Coaching Experts get together at UCI World Cycling Centre
Thirteen UCI Experts from 10 countries attended a seminar at the UCI World Cycling Centre (WCC) in Aigle, Switzerland at the weekend.
UCI WCC Experts are highly-qualified coaches who already have the UCI Coach Diploma or an equivalent qualification in their respective countries. On top of their every-day jobs, they are called on to deliver UCI Level 1 and Level 2 coaching courses in different regions throughout the world.
In 2016, these Experts delivered eighteen coaching courses in 16 countries on four continents. The courses are given in different languages – for example Spanish, Russian or English – and for different disciplines according to demand.
At the seminar in Aigle, the Experts were brought up to date on modifications to coaching courses and the objectives of the UCI and Olympic Solidarity. They also gave their feedback on the course content and shared their experiences, all of which will be considered when developing new ideas and resources. Finally, the seminar aimed to ensure the courses are standardised, with all Experts interpreting the content in the same way.
UCI WCC High Performance Manager Belinda Tarling explains:
"It is not because you are a good coach that you are a good teacher."
“Our Experts are not only qualified coaches but most also have a teaching qualification. They are very committed and most give these courses during their annual holidays.”
She said the seminar was useful to get their feedback and thoughts: “We are constantly trying to improve our courses and make them more attractive. It is important to get the Experts’ feedback as they are the ones delivering the courses. Their advice and opinions are important to us.”
UCI WCC Director Frédéric Magné stressed the importance of the Experts’ role: “More and more National Federations are requesting courses for coaches in their countries. We are fortunate to have a pool of Experts we can call on to deliver these courses which are organised throughout the world. By raising the standard of coaching, we raise the level of cycling.”
A brief comment from two of the Experts working in very different environments:
Elnara Musayeva, Azerbaijan
Since completing the UCI Diploma course in 2014, the former athlete has been working as a coach and Sport Department Manager at the Azerbaijan Cycling Federation. Last year, she was approached to deliver a Level 1 coaching course organised by the Azerbaijan Olympic Committee. The rest is history: “There were a lot of young former riders who didn’t know anything about coaching,” she explains. “The course went really well and these coaches have been getting good results with their riders.”
Since then, Elnara Musayeva has also delivered a course in Kazakhstan and translated all the UCI coaching material into Russian.
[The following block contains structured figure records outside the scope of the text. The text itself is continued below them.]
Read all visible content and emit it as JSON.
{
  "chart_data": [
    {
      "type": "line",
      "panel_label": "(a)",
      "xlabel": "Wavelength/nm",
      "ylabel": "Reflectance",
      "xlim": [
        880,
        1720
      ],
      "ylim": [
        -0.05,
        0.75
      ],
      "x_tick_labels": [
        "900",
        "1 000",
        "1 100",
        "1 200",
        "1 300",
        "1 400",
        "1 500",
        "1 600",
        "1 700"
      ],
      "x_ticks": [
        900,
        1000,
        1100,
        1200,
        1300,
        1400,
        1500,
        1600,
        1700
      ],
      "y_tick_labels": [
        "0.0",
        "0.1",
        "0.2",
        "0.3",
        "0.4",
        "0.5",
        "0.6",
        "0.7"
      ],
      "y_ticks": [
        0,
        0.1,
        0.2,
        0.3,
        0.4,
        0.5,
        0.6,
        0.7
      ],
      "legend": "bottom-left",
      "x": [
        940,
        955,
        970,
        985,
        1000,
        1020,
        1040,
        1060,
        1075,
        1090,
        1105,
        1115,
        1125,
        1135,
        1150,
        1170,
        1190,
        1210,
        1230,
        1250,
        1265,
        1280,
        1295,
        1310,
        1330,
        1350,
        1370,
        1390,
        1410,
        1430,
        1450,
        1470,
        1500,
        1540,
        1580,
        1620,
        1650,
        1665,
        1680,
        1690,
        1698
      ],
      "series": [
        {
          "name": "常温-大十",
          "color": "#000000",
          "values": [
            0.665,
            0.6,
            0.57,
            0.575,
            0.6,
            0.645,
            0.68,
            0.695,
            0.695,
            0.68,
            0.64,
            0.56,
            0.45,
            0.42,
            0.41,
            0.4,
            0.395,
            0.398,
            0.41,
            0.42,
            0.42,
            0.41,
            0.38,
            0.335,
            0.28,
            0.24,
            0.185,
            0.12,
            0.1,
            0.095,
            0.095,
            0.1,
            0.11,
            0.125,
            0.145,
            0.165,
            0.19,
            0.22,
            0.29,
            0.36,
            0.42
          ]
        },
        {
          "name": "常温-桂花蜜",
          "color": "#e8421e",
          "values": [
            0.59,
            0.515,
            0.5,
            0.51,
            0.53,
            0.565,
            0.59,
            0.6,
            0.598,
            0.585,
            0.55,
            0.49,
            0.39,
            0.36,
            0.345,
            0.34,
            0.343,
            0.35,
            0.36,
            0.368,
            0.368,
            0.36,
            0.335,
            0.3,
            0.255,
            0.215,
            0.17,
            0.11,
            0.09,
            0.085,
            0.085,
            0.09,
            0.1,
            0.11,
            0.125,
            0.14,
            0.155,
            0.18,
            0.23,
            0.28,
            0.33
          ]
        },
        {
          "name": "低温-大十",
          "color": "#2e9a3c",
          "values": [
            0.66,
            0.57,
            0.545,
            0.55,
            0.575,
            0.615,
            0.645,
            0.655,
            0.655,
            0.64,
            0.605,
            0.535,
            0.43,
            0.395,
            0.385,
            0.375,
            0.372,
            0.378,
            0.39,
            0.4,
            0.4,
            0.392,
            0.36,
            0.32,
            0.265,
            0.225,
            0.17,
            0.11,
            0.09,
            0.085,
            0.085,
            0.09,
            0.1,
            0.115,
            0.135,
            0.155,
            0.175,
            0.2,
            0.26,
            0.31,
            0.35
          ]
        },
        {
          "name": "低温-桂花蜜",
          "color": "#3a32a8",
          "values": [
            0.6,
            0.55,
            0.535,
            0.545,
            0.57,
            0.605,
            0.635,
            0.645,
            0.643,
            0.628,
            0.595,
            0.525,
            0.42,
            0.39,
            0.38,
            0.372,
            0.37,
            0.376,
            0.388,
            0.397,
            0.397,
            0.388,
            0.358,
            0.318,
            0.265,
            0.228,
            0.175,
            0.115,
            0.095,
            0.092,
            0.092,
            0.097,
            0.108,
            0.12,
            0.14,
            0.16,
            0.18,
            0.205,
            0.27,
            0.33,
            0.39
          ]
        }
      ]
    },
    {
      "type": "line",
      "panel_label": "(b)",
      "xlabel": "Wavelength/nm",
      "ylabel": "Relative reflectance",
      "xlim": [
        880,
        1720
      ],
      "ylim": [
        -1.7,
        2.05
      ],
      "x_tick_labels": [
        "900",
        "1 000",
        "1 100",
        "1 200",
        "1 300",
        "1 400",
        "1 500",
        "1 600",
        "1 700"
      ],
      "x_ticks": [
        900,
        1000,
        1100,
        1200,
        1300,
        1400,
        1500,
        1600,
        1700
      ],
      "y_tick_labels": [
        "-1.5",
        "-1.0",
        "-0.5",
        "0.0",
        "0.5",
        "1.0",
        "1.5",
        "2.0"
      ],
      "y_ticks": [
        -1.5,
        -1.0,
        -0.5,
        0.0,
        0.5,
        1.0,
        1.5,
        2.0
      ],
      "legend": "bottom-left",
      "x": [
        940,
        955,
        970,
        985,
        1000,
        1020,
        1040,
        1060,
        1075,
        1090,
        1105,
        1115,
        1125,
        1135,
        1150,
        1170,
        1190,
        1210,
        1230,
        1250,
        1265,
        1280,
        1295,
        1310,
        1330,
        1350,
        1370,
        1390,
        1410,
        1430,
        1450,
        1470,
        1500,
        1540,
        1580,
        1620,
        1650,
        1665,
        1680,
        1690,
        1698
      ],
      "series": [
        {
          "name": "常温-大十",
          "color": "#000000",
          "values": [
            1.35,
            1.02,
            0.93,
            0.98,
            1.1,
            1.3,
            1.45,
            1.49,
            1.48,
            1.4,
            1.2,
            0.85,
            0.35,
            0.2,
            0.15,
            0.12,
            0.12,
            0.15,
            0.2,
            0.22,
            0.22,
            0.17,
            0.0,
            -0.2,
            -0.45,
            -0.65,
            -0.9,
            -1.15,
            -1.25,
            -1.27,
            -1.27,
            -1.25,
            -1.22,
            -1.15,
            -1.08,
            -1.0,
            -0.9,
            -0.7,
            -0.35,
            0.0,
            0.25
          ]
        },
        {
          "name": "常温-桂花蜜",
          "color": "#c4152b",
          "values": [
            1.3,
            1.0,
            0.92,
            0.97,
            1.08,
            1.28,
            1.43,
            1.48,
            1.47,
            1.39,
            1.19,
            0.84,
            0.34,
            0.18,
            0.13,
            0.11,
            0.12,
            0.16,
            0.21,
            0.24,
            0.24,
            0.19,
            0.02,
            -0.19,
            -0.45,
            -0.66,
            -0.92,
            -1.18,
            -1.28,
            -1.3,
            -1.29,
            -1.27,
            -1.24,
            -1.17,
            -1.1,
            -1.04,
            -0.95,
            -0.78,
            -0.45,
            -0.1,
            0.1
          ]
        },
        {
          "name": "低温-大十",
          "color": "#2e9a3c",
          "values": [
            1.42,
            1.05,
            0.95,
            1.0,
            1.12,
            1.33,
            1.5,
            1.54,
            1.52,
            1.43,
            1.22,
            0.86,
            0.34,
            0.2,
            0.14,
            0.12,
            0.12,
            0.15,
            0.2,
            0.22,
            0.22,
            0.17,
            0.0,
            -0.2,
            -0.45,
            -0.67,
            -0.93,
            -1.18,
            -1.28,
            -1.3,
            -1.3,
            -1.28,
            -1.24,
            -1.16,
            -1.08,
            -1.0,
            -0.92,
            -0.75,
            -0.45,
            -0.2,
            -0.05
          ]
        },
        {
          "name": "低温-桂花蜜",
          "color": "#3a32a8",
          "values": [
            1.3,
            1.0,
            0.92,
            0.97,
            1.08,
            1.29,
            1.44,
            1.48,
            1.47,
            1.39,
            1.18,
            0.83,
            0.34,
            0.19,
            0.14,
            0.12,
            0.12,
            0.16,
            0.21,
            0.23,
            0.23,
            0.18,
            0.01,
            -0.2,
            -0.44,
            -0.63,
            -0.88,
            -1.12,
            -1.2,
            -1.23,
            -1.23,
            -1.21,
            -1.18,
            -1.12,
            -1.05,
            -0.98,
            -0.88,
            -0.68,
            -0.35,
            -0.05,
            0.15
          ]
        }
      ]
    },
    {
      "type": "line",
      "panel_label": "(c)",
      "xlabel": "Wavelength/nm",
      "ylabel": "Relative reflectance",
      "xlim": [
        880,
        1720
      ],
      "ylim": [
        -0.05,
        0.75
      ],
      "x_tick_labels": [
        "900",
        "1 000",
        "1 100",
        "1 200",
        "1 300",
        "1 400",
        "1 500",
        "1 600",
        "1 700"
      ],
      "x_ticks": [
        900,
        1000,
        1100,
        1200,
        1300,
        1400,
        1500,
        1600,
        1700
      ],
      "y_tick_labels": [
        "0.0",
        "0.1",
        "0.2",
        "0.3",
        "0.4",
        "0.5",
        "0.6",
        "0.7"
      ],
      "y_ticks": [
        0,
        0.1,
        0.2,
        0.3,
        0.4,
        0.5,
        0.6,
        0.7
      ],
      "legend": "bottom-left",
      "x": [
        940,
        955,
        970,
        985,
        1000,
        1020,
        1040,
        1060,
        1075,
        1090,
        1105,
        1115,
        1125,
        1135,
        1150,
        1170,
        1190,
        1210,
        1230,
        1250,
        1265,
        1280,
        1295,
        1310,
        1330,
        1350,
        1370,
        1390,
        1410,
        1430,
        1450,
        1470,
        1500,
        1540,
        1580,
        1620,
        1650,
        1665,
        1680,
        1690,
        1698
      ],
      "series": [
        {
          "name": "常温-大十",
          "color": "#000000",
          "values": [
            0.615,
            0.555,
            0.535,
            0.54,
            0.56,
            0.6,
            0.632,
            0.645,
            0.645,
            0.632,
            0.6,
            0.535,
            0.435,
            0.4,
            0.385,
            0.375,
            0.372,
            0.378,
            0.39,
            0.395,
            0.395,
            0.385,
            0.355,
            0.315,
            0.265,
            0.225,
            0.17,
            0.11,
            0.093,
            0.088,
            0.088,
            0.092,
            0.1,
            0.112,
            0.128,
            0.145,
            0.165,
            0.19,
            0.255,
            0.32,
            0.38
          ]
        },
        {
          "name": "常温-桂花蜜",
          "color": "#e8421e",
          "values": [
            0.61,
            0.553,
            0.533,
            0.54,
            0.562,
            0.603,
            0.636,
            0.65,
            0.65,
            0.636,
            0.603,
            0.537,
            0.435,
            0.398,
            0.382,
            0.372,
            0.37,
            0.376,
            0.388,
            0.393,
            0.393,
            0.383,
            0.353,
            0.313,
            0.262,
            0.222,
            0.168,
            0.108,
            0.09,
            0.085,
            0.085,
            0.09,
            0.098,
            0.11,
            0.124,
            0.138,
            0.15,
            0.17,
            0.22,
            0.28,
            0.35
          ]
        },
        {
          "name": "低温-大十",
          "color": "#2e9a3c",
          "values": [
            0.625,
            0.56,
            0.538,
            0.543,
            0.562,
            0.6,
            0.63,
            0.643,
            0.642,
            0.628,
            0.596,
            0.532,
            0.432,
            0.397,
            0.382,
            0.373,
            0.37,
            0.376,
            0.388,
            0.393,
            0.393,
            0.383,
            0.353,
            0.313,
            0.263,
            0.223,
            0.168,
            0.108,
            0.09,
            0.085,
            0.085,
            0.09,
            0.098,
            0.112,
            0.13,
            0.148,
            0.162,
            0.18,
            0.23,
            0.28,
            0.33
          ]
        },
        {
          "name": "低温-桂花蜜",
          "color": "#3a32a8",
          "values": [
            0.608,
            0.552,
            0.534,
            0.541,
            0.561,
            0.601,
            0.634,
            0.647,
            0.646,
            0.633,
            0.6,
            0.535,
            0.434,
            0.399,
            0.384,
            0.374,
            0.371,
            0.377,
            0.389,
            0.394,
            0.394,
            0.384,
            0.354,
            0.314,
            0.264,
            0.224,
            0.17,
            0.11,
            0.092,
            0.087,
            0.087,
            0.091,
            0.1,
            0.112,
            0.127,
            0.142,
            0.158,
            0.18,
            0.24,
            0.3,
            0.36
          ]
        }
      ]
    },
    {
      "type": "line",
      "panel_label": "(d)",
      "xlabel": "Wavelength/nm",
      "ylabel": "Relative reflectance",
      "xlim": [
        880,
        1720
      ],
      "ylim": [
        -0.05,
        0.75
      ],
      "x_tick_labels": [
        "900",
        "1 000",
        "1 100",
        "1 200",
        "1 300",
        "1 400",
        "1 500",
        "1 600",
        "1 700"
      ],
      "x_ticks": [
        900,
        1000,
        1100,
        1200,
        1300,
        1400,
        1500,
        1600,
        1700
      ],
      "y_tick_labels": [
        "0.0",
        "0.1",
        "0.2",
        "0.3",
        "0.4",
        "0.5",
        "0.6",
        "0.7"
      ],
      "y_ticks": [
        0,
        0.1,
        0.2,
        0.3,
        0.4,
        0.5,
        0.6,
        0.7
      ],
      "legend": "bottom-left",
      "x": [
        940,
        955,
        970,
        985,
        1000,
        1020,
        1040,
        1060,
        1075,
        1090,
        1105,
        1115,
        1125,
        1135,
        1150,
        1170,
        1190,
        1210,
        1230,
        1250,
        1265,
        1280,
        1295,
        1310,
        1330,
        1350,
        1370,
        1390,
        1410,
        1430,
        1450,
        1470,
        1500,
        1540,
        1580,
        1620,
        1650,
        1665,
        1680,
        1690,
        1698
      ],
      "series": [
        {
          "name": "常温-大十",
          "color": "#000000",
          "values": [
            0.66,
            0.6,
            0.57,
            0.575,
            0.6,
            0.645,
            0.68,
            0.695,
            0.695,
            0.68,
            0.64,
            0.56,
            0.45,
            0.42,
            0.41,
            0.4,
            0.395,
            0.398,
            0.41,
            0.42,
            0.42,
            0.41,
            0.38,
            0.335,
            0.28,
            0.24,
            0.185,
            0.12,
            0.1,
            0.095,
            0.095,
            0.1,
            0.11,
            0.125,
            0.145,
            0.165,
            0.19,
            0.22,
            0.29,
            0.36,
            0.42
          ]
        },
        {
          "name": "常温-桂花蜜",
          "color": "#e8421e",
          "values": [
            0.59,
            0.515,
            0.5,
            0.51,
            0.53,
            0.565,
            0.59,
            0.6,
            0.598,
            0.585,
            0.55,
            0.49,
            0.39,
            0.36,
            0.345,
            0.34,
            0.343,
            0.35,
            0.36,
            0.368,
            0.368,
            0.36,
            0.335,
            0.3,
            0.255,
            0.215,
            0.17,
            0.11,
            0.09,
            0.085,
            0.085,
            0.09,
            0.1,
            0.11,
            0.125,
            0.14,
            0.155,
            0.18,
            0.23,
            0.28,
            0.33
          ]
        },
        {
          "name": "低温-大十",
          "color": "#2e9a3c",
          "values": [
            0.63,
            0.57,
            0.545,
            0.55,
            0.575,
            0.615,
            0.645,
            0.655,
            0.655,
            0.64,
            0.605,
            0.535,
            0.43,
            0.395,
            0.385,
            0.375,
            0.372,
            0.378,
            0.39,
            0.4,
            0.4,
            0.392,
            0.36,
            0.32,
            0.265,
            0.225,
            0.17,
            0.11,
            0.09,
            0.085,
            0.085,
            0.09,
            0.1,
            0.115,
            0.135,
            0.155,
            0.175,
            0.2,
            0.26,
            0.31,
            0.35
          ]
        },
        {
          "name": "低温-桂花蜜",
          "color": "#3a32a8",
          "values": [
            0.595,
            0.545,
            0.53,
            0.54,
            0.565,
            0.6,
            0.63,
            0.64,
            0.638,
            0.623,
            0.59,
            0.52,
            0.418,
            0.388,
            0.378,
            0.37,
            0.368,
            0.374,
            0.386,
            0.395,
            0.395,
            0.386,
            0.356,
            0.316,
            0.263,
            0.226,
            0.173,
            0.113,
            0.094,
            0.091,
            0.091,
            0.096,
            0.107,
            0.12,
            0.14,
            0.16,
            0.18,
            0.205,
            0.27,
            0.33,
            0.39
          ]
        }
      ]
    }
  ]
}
“This year we plan to organise a Level II coaching course in Azerbaijan, and I really want to deliver some courses in other countries too. Cycling has progressed a lot in Azerbaijan since we adopted the UCI coaching methods which are very different from what we were used to before.
“It is very interesting for us to come back to Aigle to upgrade our knowledge and discuss what we can do in the future.”
Richard Cheetham, Great Britain
A renowned coach across a variety of sports, Richard Cheetham is a University fellow in sports coaching and has been an Expert for the UCI WCC since 2013. On January 1st this year he was awarded an MBE in the New Year’s Honours list for services to education and community sport.
As an Expert, Cheetham teaches candidates on the UCI WCC Sport Director course, specialising in leadership.
“After 16 years of coaching I felt it was time to evolve and pass my experience on to others. Sport Directors are often dealing with people who spend up to 200 days away from their families. The team should be a family as well. I teach a lot of former riders, so I encourage them to think about what it was like when they were riders, what would have made a difference and what did make a difference.
"It’s a matter of self-awareness and reflection.”
Richard Cheetham, who continues to actively coach, sums up: “As a coach educator, you are always looking for new ideas, and ideas that do not necessarily depend on computer technology as you never know when you’re going to end up in a village hall with no WiFi. It’s amazing what you can do with pen, paper and sticky tape!”